La diretta conseguenza di quest’interpretazione (vincolante perché deriva da fonte primaria) comporta che la diversa distribuzione delle funzioni legislative ed amministrative fra i diversi livelli territoriali di governo: “non debba corrispondere all’esigenza di un riparto di potere fra i diversi segmenti del sistema politico”. Quindi la Corte precisa che “è il principio costituzionale di sussidiarietà che regola la distribuzione delle funzioni fra Stato e regioni”. Questo vuol dire che non possono essere trasferite alle Regioni intere materie (come richiesto da Veneto e Lombardia) e che le funzioni trasferibili non possono avvenire ad libitum ma devono essere giustificate dal principio di sussidiarietà.

La Corte ha individuato sette profili di incostituzionalità che sconfessano punti rilevanti della legge 86, come la procedura per determinare i LEP, che Calderoli aveva sottratto alla competenza del Parlamento attribuendola al Governo e le disposizioni di carattere finanziario, ribadendo i vincoli di solidarietà e unità della Repubblica. Oltre all’annullamento di talune disposizioni per incostituzionalità, la Corte interviene anche su altri punti qualificanti della legge Calderoli interpretando altre disposizioni della legge in modo costituzionalmente orientato. In particolare riconosce al Parlamento il potere di emendare le eventuali intese fra Governo e Regioni. Infine è importante che la Corte abbia precisato che le eventuali future leggi di differenziazione rimangono sottoposte al controllo di costituzionalità.

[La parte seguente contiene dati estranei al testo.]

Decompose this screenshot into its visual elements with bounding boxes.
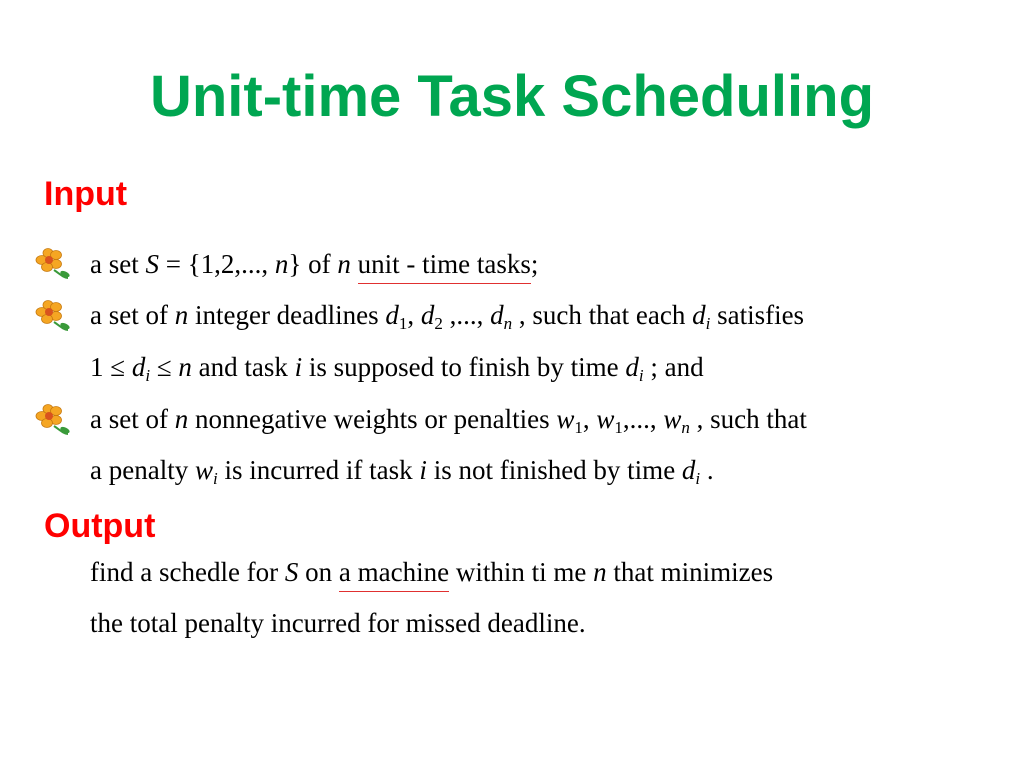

In sostanza la Corte costituzionale ha tolto dalle mani di Calderoli e compagni il grimaldello del quale volevano servirsi per scardinare l’ordinamento costituzionale e spaccare l’Italia. Le reazioni che sono seguite ci fanno intendere che i diretti interessati, si accingono a fare qualche rammendo ma non hanno alcuna intenzione di desistere dal loro progetto. Semmai vorrebbero trarre vantaggio dalla pronuncia della Corte per ottenere la cancellazione del referendum. Invece l’utilità e l’ammissibilità del referendum rimane, proprio perché la Consulta non ha bocciato la legge 86 nel suo complesso.

Con la sentenza della Corte Costituzionale che dovrebbe essere depositata entro il 10 dicembre, la società civile e le forze politiche d’opposizione hanno vinto una prima battaglia ma il treno dell’Autonomia differenziata non è stato ancora deviato su un binario morto. Resta il pericolo di un intervento, magari con decreto legge, per turare le falle aperte dai siluri della Consulta. Resta la necessità di mantenere viva la mobilitazione popolare e di prepararsi al referendum.